# Exercise 5 - Spark in Scala _[4 points]_

In this exercise you have to solve the tasks given below. 


## a) Elementary RDD functions 

(Brushing up on the basics of functional programming Scala)




####  You are given a list of the first 20 numbers of the Fibbonacci numbers. 

In [None]:
val fibs20 = sc.parallelize(List( 0, 1, 1, 2, 3, 5, 8, 13, 21, 34, 55, 89, 144, 233, 377, 610, 987, 1597, 2584, 4181))  

####  Produce a list that contains all even number from the list 'fibs20':

In [None]:
val evenFibs20 = fibs20.filter(x => (x % 2 == 0)).collect()

####  Compute the average value of the list 'fibs20':

In [None]:
val avg1map = fibs20.map(x => (x, 1))
val avg1fold = avg1map.fold (0,0) ((x,y) => (x._1 + y._1, x._2 + y._2))
val avg1 = avg1fold._1 / avg1fold._2.toFloat

####  Produce a list of that shows for each element of the list 'fibs20' its absolute difference from the average:

In [None]:
val avgDiff = fibs20.map(x => (x - avg1).abs).collect()

####  You are given a random list of words

In [None]:
val words = sc.parallelize(List("automaton", "language", "logic","closure"))

####  Furthermore, we define a function that maps a word to its list of permutations

In [None]:
def permutate (word:String) = word.permutations.toList

####  Produce a single list containing all permutations of elements from the list 'words':

In [None]:
val wordlist = words.map(word => permutate(word)).flatMap(x => x).collect()

## b) From SQL to Dataframe (and back again)

#### Find for each of the Spark SQL queries an equivalent one that only uses the Dataframe API (or vice versa)


In [None]:
val dataPath = "file:///home/adbs/2019S/shared/diamonds.csv"
val diamonds = spark.read.format("csv")
  .option("header","true")
  .option("inferSchema", "true")
  .load(dataPath)
diamonds.createOrReplaceTempView("diamonds")

val articlesDF = spark.read.format("json").load("file:///home/adbs/2019S/shared/spark/nytarticles")
val commentsDF = spark.read.json("file:///home/adbs/2019S/shared/spark/nytcomments")
articlesDF.createOrReplaceTempView("articles")
commentsDF.createOrReplaceTempView("comments")
// Create RDD view into dataset
val articlesRDD = articlesDF.rdd
val commentsRDD = commentsDF.rdd

#### Query 1: Transform the given Spark SQL query into the Dataframe API

In [None]:
val query1 = spark.sql("SELECT COUNT(*) FROM articles WHERE sectionName='Politics'")
query1.show()
query1.explain()

In [None]:
//val query1df = query1.toDF()
//articlesDF.where("sectionName='Politics'").count()
articlesDF.where(articlesDF.col("sectionName") === "Politics").count()

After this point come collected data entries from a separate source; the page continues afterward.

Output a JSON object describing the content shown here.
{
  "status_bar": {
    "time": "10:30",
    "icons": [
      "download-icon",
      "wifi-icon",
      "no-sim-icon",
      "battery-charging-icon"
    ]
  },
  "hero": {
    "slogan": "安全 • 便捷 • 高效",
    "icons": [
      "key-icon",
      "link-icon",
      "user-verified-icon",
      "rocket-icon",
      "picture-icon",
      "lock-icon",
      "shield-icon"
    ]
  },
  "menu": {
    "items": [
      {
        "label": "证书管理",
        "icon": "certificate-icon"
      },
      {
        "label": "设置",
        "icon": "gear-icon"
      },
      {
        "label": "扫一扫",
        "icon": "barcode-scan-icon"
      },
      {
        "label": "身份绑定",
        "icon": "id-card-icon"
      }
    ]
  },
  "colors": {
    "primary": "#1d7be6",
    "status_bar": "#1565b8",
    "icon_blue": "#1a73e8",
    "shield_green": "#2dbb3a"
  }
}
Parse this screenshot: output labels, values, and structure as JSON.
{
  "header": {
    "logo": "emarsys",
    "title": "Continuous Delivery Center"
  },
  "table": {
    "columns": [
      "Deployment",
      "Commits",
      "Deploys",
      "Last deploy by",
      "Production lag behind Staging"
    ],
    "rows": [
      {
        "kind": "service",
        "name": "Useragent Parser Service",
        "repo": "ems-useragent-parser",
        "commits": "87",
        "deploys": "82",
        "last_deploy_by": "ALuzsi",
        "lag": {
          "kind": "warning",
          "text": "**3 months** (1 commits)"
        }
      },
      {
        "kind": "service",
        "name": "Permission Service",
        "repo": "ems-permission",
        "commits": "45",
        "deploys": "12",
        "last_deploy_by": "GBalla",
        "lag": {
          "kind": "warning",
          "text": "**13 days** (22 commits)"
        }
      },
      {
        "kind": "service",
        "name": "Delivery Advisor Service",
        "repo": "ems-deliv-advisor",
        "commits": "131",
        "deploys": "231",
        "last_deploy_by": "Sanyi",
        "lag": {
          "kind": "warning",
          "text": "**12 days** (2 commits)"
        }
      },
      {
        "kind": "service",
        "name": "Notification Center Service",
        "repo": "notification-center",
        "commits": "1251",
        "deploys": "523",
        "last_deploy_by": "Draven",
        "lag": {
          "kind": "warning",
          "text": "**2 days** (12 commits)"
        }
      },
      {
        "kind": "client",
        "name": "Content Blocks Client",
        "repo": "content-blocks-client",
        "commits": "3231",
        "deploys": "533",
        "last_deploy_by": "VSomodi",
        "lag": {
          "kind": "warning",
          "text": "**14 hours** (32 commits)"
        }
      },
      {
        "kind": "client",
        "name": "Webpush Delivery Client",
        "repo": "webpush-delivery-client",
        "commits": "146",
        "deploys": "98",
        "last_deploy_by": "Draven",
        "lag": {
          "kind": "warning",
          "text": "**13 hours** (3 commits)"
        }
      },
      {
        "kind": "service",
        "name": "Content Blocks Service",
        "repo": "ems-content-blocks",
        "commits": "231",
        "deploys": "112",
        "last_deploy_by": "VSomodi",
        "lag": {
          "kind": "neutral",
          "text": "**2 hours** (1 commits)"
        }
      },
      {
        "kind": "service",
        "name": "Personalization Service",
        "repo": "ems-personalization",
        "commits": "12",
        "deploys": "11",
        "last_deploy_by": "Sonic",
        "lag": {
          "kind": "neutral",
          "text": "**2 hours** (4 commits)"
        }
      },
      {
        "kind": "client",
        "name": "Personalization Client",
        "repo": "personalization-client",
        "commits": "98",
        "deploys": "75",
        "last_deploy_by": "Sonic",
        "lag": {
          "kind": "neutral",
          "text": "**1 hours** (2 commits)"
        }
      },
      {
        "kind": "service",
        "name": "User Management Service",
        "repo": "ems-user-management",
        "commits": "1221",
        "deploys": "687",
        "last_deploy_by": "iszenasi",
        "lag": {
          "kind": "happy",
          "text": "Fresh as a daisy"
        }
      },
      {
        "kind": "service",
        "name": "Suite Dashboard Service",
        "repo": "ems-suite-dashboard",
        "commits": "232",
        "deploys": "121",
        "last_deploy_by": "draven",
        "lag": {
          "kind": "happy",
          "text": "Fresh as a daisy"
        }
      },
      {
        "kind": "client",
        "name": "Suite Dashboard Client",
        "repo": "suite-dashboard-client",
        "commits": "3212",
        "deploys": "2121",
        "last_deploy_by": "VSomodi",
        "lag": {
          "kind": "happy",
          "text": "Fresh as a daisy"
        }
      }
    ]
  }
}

#### Query 2: Transform the given Dataframe API query into Spark SQL

In [None]:
val query2 = articlesDF.groupBy("sectionName").count()
query2.show(false)
query2.explain()

In [None]:
val query2sql = spark.sql("SELECT sectionName,COUNT(*) FROM articles GROUP BY sectionName")
query2sql.show(false)
query2sql.explain()

#### Query 3: Transform the given Spark SQL query into the Dataframe API

In [None]:
val query3  = spark.sql(
    "SELECT a.headline, COUNT(c.commentID) AS numComments FROM articles a, comments c WHERE a.articleID = c.articleID GROUP BY a.headline" )
query3.show(false) // 'false' turns of truncation of row entries
query3.explain()

In [None]:
val query3df = articlesDF.crossJoin(commentsDF).filter(articlesDF.col("articleID") === commentsDF.col("articleID")).groupBy(articlesDF.col("headline")).agg(count("headline")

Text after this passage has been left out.